I Just Wanna Say I'm Not Afraid... Anymore

Sunday, November 01, 2009 ·

This week has not been the best week for me. During the last futsal session on tuesday, I was playing goalkeeper. Just a few minutes into that round, I was left with a one-on-one with the opposing striker. I moved forward to cover the angle of the shot and reduce his chances of scoring. The next events happened so quickly that I was lying on the ground in a matter of seconds.

According to Dennis, the striker, had booted the ball towards goal with his toe. Being a goalkeeper in my secondary school days, the natural reaction was to dive towards the ball while swinging my arms. I think I had covered my angle well because although I did not block the shot, it hit the post and bounced back towards my hand. My left hand was already opening up to brace my fall on the synthetic turf when the ball came crashing into my straightened fingers. The first thought that came into my mind was that the ball was going to bounce off me and into the goal and our team would be out. Dennis says I'm crazy.

Thats when everything in my body started screaming in discomfort. Before I realised it, I was on my back clutching my left hand, eyes clenched shut as if the light would make it worse. Usually it would take 10 seconds, or less, for any knock that I received on the pitch to subside. This lasted 20... 30 seconds... a minute... 3 minutes... I didn't realise how much time had passed because I was fighting off wave after wave of the pounding pain. I could hear the guys around me telling me to get off the pitch so that they could continue with the game. I somehow found myself sitting outside the pitch nursing my fingers which seemed to be keeping straight on their own, almost in rebellion to the instructions of my body, after the trauma they received.

It is interesting to note that even through the dizzy haze of discomfort, dread and fear were still vivid and clear. What would happen to my fingers? Would I be able to play an instrument ever again? What good am I to God if He's called me to music and I can't play?

The line separating my talent and my self-worth became a blur.

I guess this is the reminder that I needed. That even if I lost every talent and anointing that He gave me, I would still be alright. He's convinced me that it is not the end of my calling. That my worth is not tied to what I have to give. That I always have Jesus. We are all looking for Love, Acceptance and Purpose, and when things look like we've lost our way, we start to panic. The needle of our compass goes beserk, and it drives us nuts. We try so hard to make it right. We forget that we can navigate by the stars.

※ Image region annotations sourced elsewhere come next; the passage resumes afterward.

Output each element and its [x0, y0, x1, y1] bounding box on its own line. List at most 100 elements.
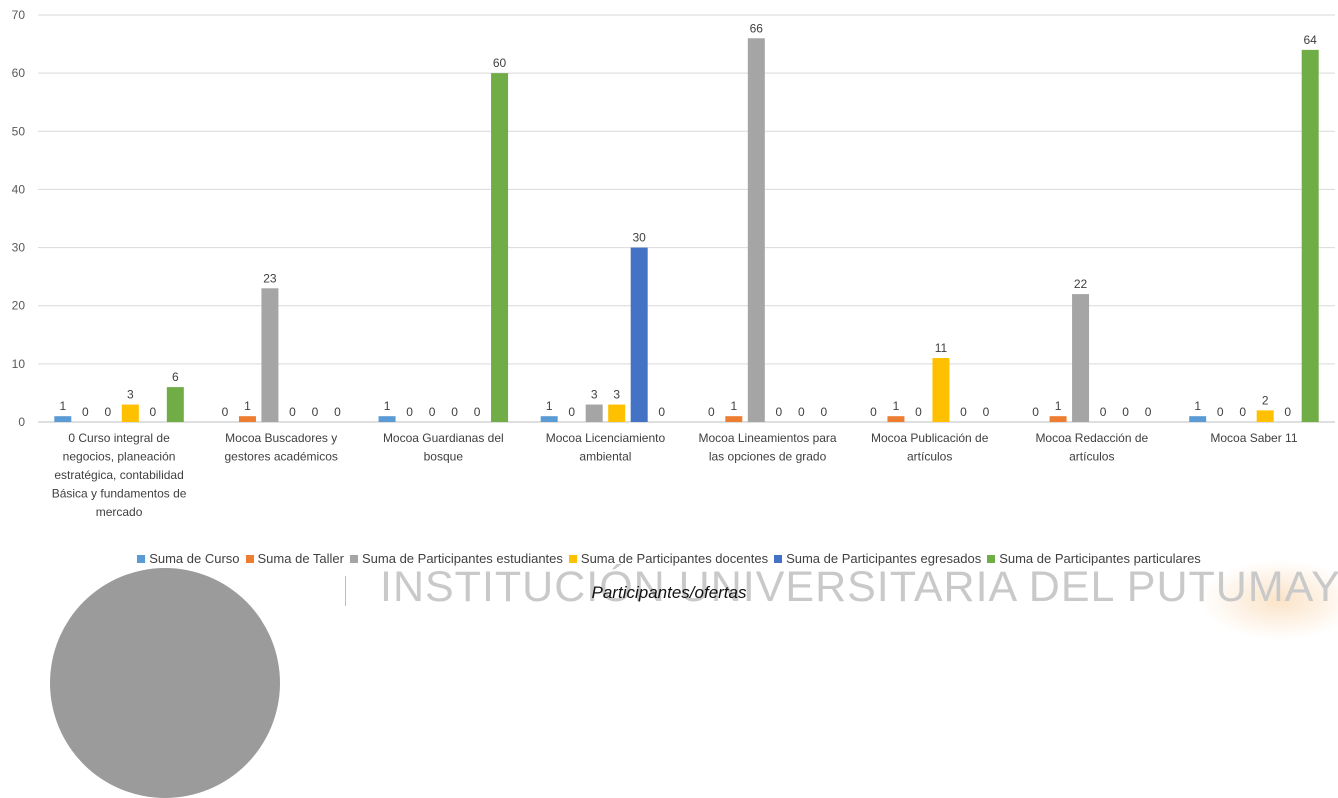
gridlines [38, 14, 1335, 423]
data-label: 1 [384, 399, 391, 413]
x-axis-title: Participantes/ofertas [591, 583, 747, 602]
category-label: Mocoa Buscadores y [225, 431, 337, 445]
category-label: negocios, planeación [63, 450, 176, 464]
bar [1049, 416, 1067, 422]
legend-swatch [568, 555, 577, 563]
data-label: 0 [775, 405, 782, 419]
category-label: artículos [907, 450, 952, 464]
category-label: mercado [96, 505, 143, 519]
bar [608, 404, 626, 422]
legend-swatch [350, 555, 358, 563]
legend-swatch [987, 555, 996, 563]
data-label: 0 [1032, 405, 1039, 419]
data-label: 0 [1122, 405, 1129, 419]
data-label: 0 [658, 405, 665, 419]
legend-item: Suma de Participantes particulares [987, 551, 1201, 566]
data-label: 22 [1074, 277, 1088, 291]
y-axis-ticks: 0 10 20 30 40 50 60 70 [12, 8, 26, 429]
data-label: 3 [591, 388, 598, 402]
data-label: 0 [104, 405, 111, 419]
category-label: estratégica, contabilidad [54, 468, 183, 482]
data-label: 0 [474, 405, 481, 419]
data-label: 1 [1055, 399, 1062, 413]
data-label: 0 [312, 405, 319, 419]
data-label: 0 [149, 405, 156, 419]
data-label: 0 [568, 405, 575, 419]
bar [238, 416, 256, 422]
legend-item: Suma de Curso [137, 551, 240, 566]
data-label: 1 [244, 399, 251, 413]
y-tick-label: 40 [12, 182, 26, 196]
data-label: 0 [1100, 405, 1107, 419]
legend-swatch [137, 555, 146, 563]
data-label: 0 [289, 405, 296, 419]
y-tick-label: 50 [12, 124, 26, 138]
data-label: 0 [820, 405, 827, 419]
data-label: 30 [633, 231, 647, 245]
y-tick-label: 10 [12, 357, 26, 371]
bar [166, 387, 184, 422]
bar [540, 416, 558, 422]
data-label: 1 [893, 399, 900, 413]
data-label: 0 [451, 405, 458, 419]
legend-swatch [245, 555, 254, 563]
bar [1189, 416, 1207, 422]
bar [585, 404, 603, 422]
bar [378, 416, 396, 422]
y-tick-label: 60 [12, 66, 26, 80]
category-label: ambiental [579, 450, 631, 464]
legend-item: Suma de Participantes docentes [568, 551, 768, 566]
data-label: 23 [263, 271, 277, 285]
y-tick-label: 30 [12, 241, 26, 255]
y-tick-label: 20 [12, 299, 26, 313]
category-label: 0 Curso integral de [68, 431, 170, 445]
data-label: 6 [172, 370, 179, 384]
legend-item: Suma de Participantes egresados [774, 551, 981, 566]
legend-label: Suma de Participantes estudiantes [362, 551, 563, 566]
watermark-divider [345, 576, 346, 606]
legend-label: Suma de Taller [257, 551, 344, 566]
category-label: Mocoa Publicación de [871, 431, 989, 445]
data-label: 0 [222, 405, 229, 419]
data-label: 0 [915, 405, 922, 419]
bar [1256, 410, 1274, 422]
y-tick-label: 70 [12, 8, 26, 22]
category-label: artículos [1069, 450, 1114, 464]
category-label: bosque [424, 450, 464, 464]
data-label: 1 [1194, 399, 1201, 413]
data-label: 0 [429, 405, 436, 419]
bar [630, 247, 648, 422]
chart-legend: Suma de Curso Suma de Taller Suma de Parti… [0, 551, 1338, 566]
data-label: 64 [1304, 33, 1318, 47]
category-label: Mocoa Lineamientos para [699, 431, 837, 445]
legend-label: Suma de Curso [149, 551, 240, 566]
bars [54, 38, 1319, 423]
bar [932, 358, 950, 422]
data-label: 0 [406, 405, 413, 419]
bar [887, 416, 905, 422]
legend-label: Suma de Participantes particulares [999, 551, 1201, 566]
data-label: 60 [493, 56, 507, 70]
data-label: 0 [1217, 405, 1224, 419]
data-label: 0 [1239, 405, 1246, 419]
legend-swatch [774, 555, 783, 563]
bar [1072, 294, 1090, 422]
data-label: 0 [798, 405, 805, 419]
bar [121, 404, 139, 422]
bar [1301, 49, 1319, 423]
data-label: 0 [708, 405, 715, 419]
data-label: 11 [935, 341, 948, 355]
data-label: 2 [1262, 393, 1269, 407]
data-label: 0 [870, 405, 877, 419]
bar [54, 416, 72, 422]
data-label: 0 [1284, 405, 1291, 419]
category-label: Mocoa Saber 11 [1210, 431, 1297, 445]
data-label: 0 [334, 405, 341, 419]
data-label: 1 [59, 399, 66, 413]
bar [261, 288, 279, 422]
data-label: 3 [613, 388, 620, 402]
data-label: 1 [546, 399, 553, 413]
data-label: 1 [730, 399, 737, 413]
data-label: 0 [960, 405, 967, 419]
data-label: 3 [127, 388, 134, 402]
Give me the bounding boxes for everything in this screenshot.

Pastor Prince spoke yesterday about making Jesus the centre of every situation. He made me cry. Because God was speaking to me through him. Telling me to put Jesus in the middle of my crisis. About keeping my heart right in the area of worship, remembering that it is about Jesus and His people. About talents that cannot stop growing when we invest it in His Kingdom. So broken finger or not... I'm fulfilling my calling! I've got the stars.